Mesmo sendo um trio, em seu trabalho de estreia o Zulumbi teve participações de Juçara Marçal, Anelis Assumpção, Rob Mazurek, Jason Adasiewicz, Yarah Bravo, Thiago França e Marcelo Cabral. Para Rodrigo Brandão, a reunião de nomes tão variados, em um arco que vai da música popular ao experimental, mostra como as colaborações transformaram a atual produção brasileira em uma círculo de excelência, conectado com ramificações mundiais.
“Me parece que é um fenômeno global, não só daqui (do Brasil). Tenho a impressão de que é uma consequência da dinâmica de vida nesse período pós-futuro que vivemos. A internet funciona de modo viral e isso se reflete nas relações humanas e artísticas”.
Paula Tesser – Tudo Blue
Com um doutorado em sociologia sobre Chico Science, Paula Tesser defende que o poder agregador do poeta do mangue a conquistou, “não só pela mistura de estilos musicais que ele trouxe no som do mangue beat, mas pela sua vontade de alavancar uma cena que estava estagnada”, avalia a franco-cearense.
“Ele soube acordar, mas também apaziguar e encantar, integrando à sua música a emoção, o cotidiano, o imaginário, e também a lama, o caranguejo, a tecnologia, o maracatu, o funk e o hip hop! Um artista que soube magistralmente juntar em um mesmo momento elementos de ordem estética e social, captando a sensibilidade contida no popular como uma forma de recusar todo poder imposto e onde o cotidiano se mostrou ser um espaço privilegiado de resistência”, defende Paula.
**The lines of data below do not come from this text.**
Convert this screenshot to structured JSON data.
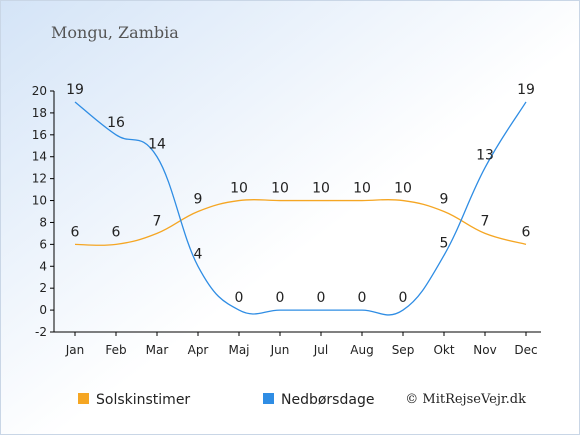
{
  "chart_data": {
    "type": "line",
    "title": "Mongu, Zambia",
    "categories": [
      "Jan",
      "Feb",
      "Mar",
      "Apr",
      "Maj",
      "Jun",
      "Jul",
      "Aug",
      "Sep",
      "Okt",
      "Nov",
      "Dec"
    ],
    "series": [
      {
        "name": "Solskinstimer",
        "color": "#f5a623",
        "values": [
          6,
          6,
          7,
          9,
          10,
          10,
          10,
          10,
          10,
          9,
          7,
          6
        ]
      },
      {
        "name": "Nedbørsdage",
        "color": "#2f8de4",
        "values": [
          19,
          16,
          14,
          4,
          0,
          0,
          0,
          0,
          0,
          5,
          13,
          19
        ]
      }
    ],
    "ylim": [
      -2,
      20
    ],
    "yticks": [
      -2,
      0,
      2,
      4,
      6,
      8,
      10,
      12,
      14,
      16,
      18,
      20
    ],
    "xlabel": "",
    "ylabel": "",
    "grid": false,
    "legend_position": "bottom-left",
    "credit": "© MitRejseVejr.dk"
  }
}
Ela ainda cita o sociólogo italiano Michel Maffesoli, que foi seu orientador em Paris: “A planta humana só é compreensível em função do húmus em ela nasce” (Le Rythme de la Vie – Variations sur les Sensibilités Postmodernes, editora La Table Ronde). Sendo assim, com tantos talentos e tanto húmus, não se pode esperar outra coisa da música brasileira, que viver seu melhor momento.
Como diz Mistério do Planeta, dos Novos Baianos: “Vou mostrando como sou/ E vou sendo como posso/ Jogando meu corpo no mundo/ Andando por todos os cantos/ E pela lei natural dos encontros/ Eu deixo e recebo um tanto/ E passo aos olhos nus/ Ou vestidos de lunetas/ Passado, presente/ Participo sendo o mistério do planeta”.
“Acho que a palavra que é comum entre essas pessoas é originalidade. São pessoas que fazem suas respectivas músicas, baseadas nas suas experiências, com as suas referências, geralmente são referências lá de trás e isso traz uma segurança na música que eles fazem, aquela sensação de que estão acreditando nas suas verdades. É como faço minha música, então eu me vejo entre essas pessoas”, define Tássia, do alto dos seus 24 anos.